When people look back on how businesses fared during the COVID-19 pandemic, many may see Best Buy (NYSE:BBY) as one of the relative surprises. Despite its stores remaining largely closed since late March, the company escaped the quarter with a relatively modest drop in revenue.
Now, Best Buy is reopening more than 800 of its stores. Some might perceive such an event as a reason to sell a stock. However, as the company transitions back to normal operations, investors have an opportunity to buy a robust retailer at a reasonable price.
Best Buy during the pandemic
Best Buy switched to a "curbside-only" operating model on March 22. This allowed customers to pick up online orders and receive deliveries of large items when local regulations permitted. At that time, it also suspended in-home installations and repairs. Those resumed on April 27 following strict guidelines.
This strategy allowed Best Buy to avoid the massive revenue drop that hit other retailers deemed "non-essential." Best Buy retained about 81% of its sales level during the six-week portion of the quarter when it limited sales to online ordering and curbside service.
Consequently, enterprise revenue fell by only 6.3% on a year-over-year basis. The company also earned $0.67 per share in non-GAAP income during the previous quarter. While that was a significant drop from the $1.02 per share earned in the same quarter last year, it allowed the company to remain profitable.
The time under quarantine shows that this company can prosper under harsh conditions. It has also managed to succeed despite competition from Amazon and e-commerce in general. Additionally, like Walmart, it has turned its combined online and physical store presence into a competitive advantage.

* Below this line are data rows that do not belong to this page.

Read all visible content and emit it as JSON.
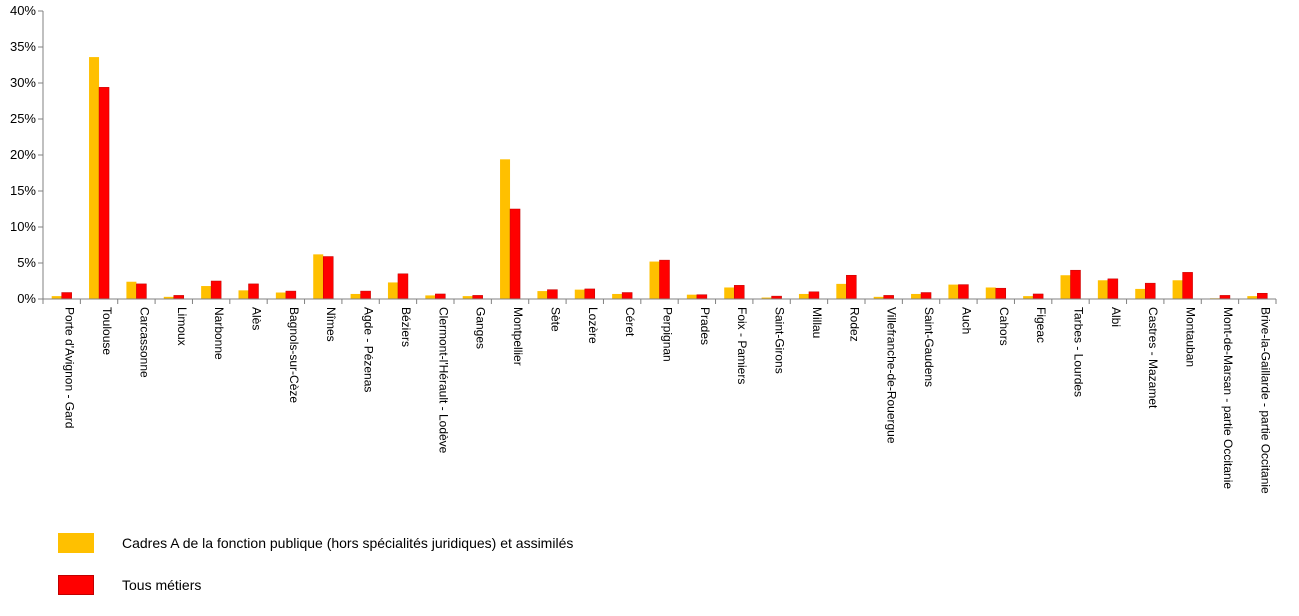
{
  "chart_data": {
    "type": "bar",
    "title": "",
    "xlabel": "",
    "ylabel": "",
    "ylim": [
      0,
      40
    ],
    "yticks": [
      "0%",
      "5%",
      "10%",
      "15%",
      "20%",
      "25%",
      "30%",
      "35%",
      "40%"
    ],
    "grid": false,
    "legend_position": "bottom-left",
    "categories": [
      "Porte d'Avignon - Gard",
      "Toulouse",
      "Carcassonne",
      "Limoux",
      "Narbonne",
      "Alès",
      "Bagnols-sur-Cèze",
      "Nîmes",
      "Agde - Pézenas",
      "Béziers",
      "Clermont-l'Hérault - Lodève",
      "Ganges",
      "Montpellier",
      "Sète",
      "Lozère",
      "Céret",
      "Perpignan",
      "Prades",
      "Foix - Pamiers",
      "Saint-Girons",
      "Millau",
      "Rodez",
      "Villefranche-de-Rouergue",
      "Saint-Gaudens",
      "Auch",
      "Cahors",
      "Figeac",
      "Tarbes - Lourdes",
      "Albi",
      "Castres - Mazamet",
      "Montauban",
      "Mont-de-Marsan - partie Occitanie",
      "Brive-la-Gaillarde - partie Occitanie"
    ],
    "series": [
      {
        "name": "Cadres A de la fonction publique (hors spécialités juridiques) et assimilés",
        "color": "#FFC000",
        "values": [
          0.4,
          33.6,
          2.4,
          0.3,
          1.8,
          1.2,
          0.9,
          6.2,
          0.7,
          2.3,
          0.5,
          0.4,
          19.4,
          1.1,
          1.3,
          0.7,
          5.2,
          0.6,
          1.6,
          0.2,
          0.7,
          2.1,
          0.3,
          0.7,
          2.0,
          1.6,
          0.4,
          3.3,
          2.6,
          1.4,
          2.6,
          0.1,
          0.4
        ]
      },
      {
        "name": "Tous métiers",
        "color": "#FF0000",
        "values": [
          0.9,
          29.4,
          2.1,
          0.5,
          2.5,
          2.1,
          1.1,
          5.9,
          1.1,
          3.5,
          0.7,
          0.5,
          12.5,
          1.3,
          1.4,
          0.9,
          5.4,
          0.6,
          1.9,
          0.4,
          1.0,
          3.3,
          0.5,
          0.9,
          2.0,
          1.5,
          0.7,
          4.0,
          2.8,
          2.2,
          3.7,
          0.5,
          0.8
        ]
      }
    ]
  }
}
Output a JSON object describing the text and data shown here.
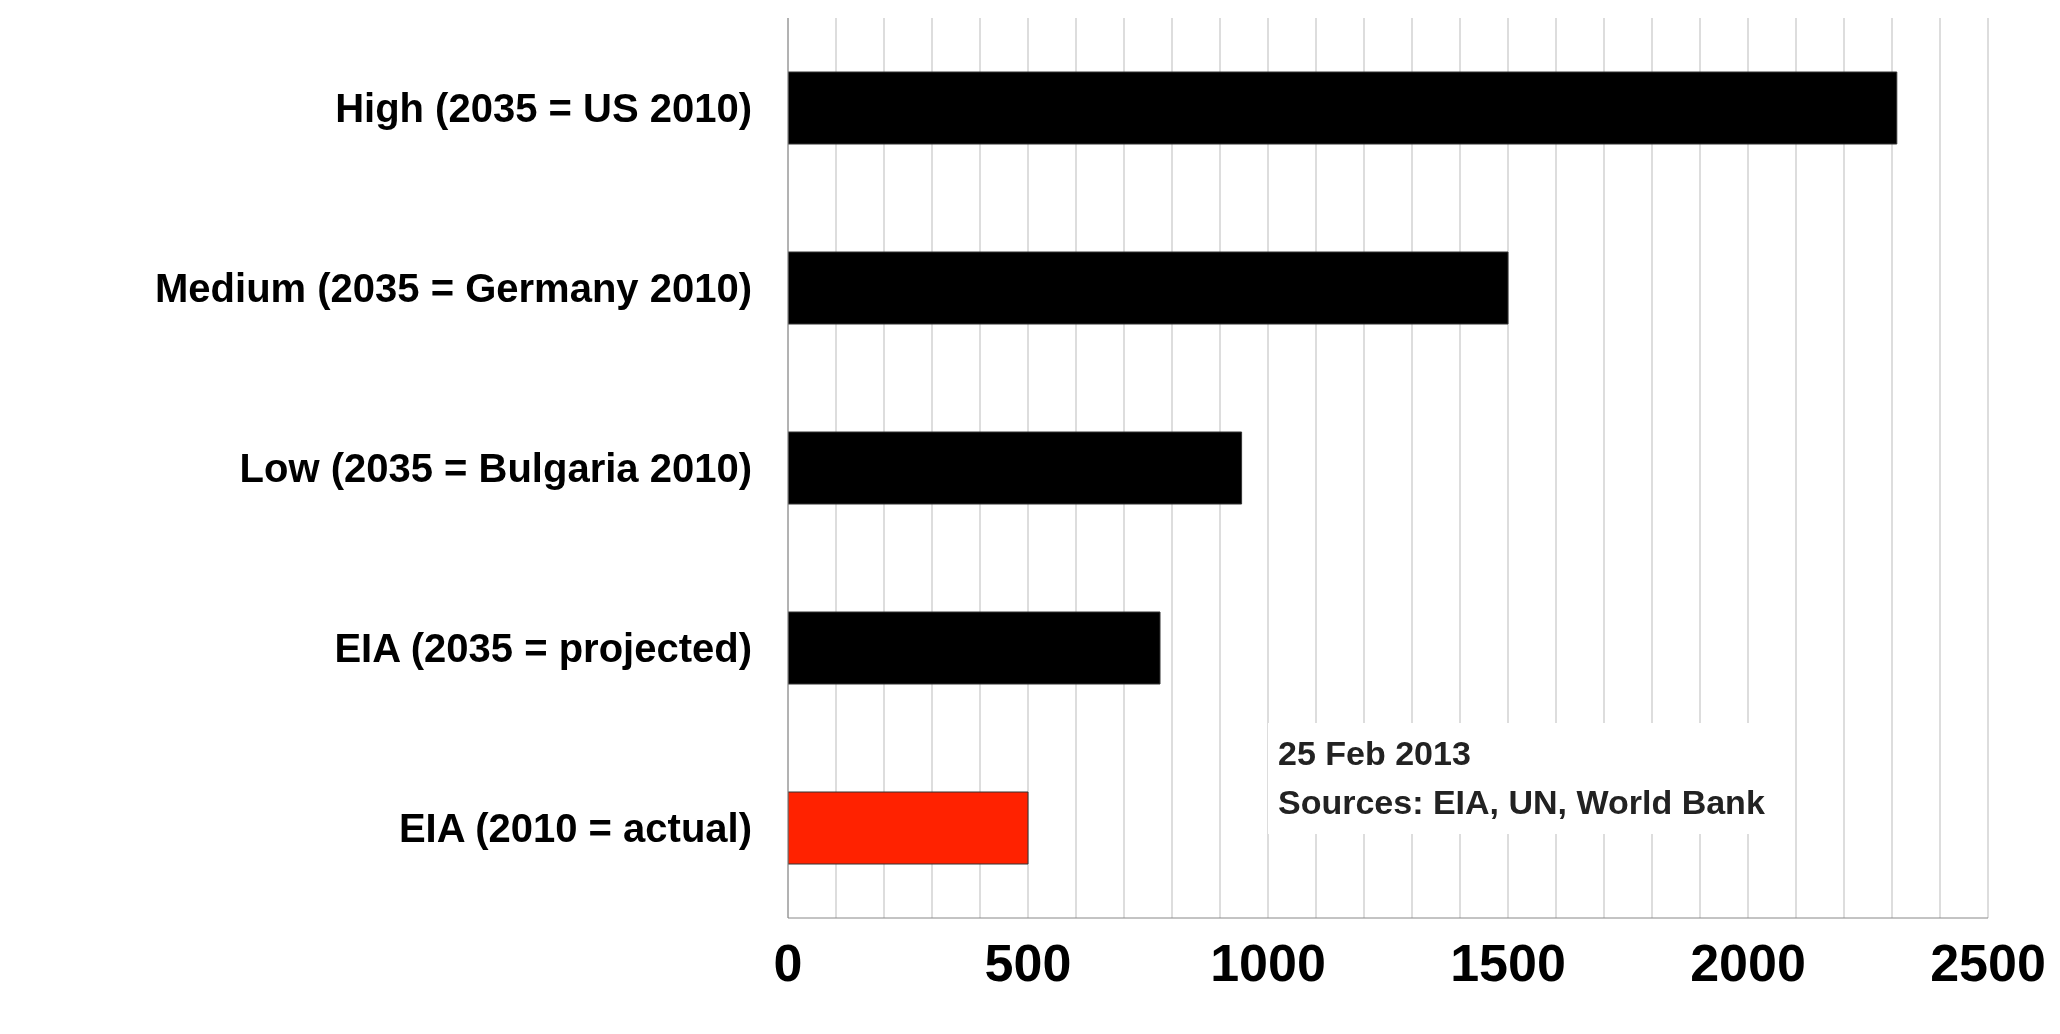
{
  "chart_data": {
    "type": "bar",
    "orientation": "horizontal",
    "categories": [
      "High (2035 = US 2010)",
      "Medium (2035 = Germany 2010)",
      "Low (2035 = Bulgaria 2010)",
      "EIA (2035 = projected)",
      "EIA (2010 = actual)"
    ],
    "values": [
      2310,
      1500,
      945,
      775,
      500
    ],
    "colors": [
      "#000000",
      "#000000",
      "#000000",
      "#000000",
      "#ff2200"
    ],
    "xlim": [
      0,
      2500
    ],
    "xticks": [
      0,
      {
        "value": 100,
        "label": null
      },
      {
        "value": 200,
        "label": null
      },
      {
        "value": 300,
        "label": null
      },
      {
        "value": 400,
        "label": null
      },
      500,
      {
        "value": 600,
        "label": null
      },
      {
        "value": 700,
        "label": null
      },
      {
        "value": 800,
        "label": null
      },
      {
        "value": 900,
        "label": null
      },
      1000,
      {
        "value": 1100,
        "label": null
      },
      {
        "value": 1200,
        "label": null
      },
      {
        "value": 1300,
        "label": null
      },
      {
        "value": 1400,
        "label": null
      },
      1500,
      {
        "value": 1600,
        "label": null
      },
      {
        "value": 1700,
        "label": null
      },
      {
        "value": 1800,
        "label": null
      },
      {
        "value": 1900,
        "label": null
      },
      2000,
      {
        "value": 2100,
        "label": null
      },
      {
        "value": 2200,
        "label": null
      },
      {
        "value": 2300,
        "label": null
      },
      {
        "value": 2400,
        "label": null
      },
      2500
    ],
    "grid": "x",
    "annotations": [
      "25 Feb 2013",
      "Sources: EIA, UN, World Bank"
    ]
  }
}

Investors should remember that Best Buy sells a lot of large items that some consumers may not want to buy online. With something such as a large television or a refrigerator, many customers want to see and touch the merchandise in person before committing to a purchase. With its omnichannel presence, Best Buy is better-positioned than Amazon to deliver such service.
Best Buy's financials
Like most companies, this retail stock dropped dramatically in late February and early March. While Best Buy staged a partial recovery, the current price of just under $78 per share is almost 15.5% below the 52-week high of $91.99 per share.
However, with a current P/E ratio of just under 14.5, it trades at a reasonable valuation. Best Buy's multiple also comes in well below other retailers in the electronics space such as Amazon and Walmart.
Despite a predicted 16% drop in earnings this year, analysts expect net income will rise by an average of 7.9% per year over the next five years as the company resumes its growth. That forecast of an 18% earnings increase for next year also indicates the next fiscal year will bring about a relatively quick recovery and a return to pre-pandemic growth patterns.
Investors are also on track to receive an annual dividend of $2.20 per share for this year. This amounts to a yield of just under 2.8%. Moreover, the payout has risen every year since 2014 and has trended upward since quarterly payouts began in 2004. The dividend payout ratio, or percentage of net income devoted to the dividend, stands at about 38.1%. Consequently, the pandemic appears to have presented no danger to the payout.
Where Best Buy stands
Best Buy has not come out of the pandemic unscathed. Still, the last few months have shown how well the company can perform during a shutdown. With a relatively low multiple and a comparatively high dividend yield, Best Buy appears poised to continue delivering returns as the company resumes normal operations. Instead of selling the stock amid the store reopenings, it may become a time to take advantage of a good buy on Best Buy.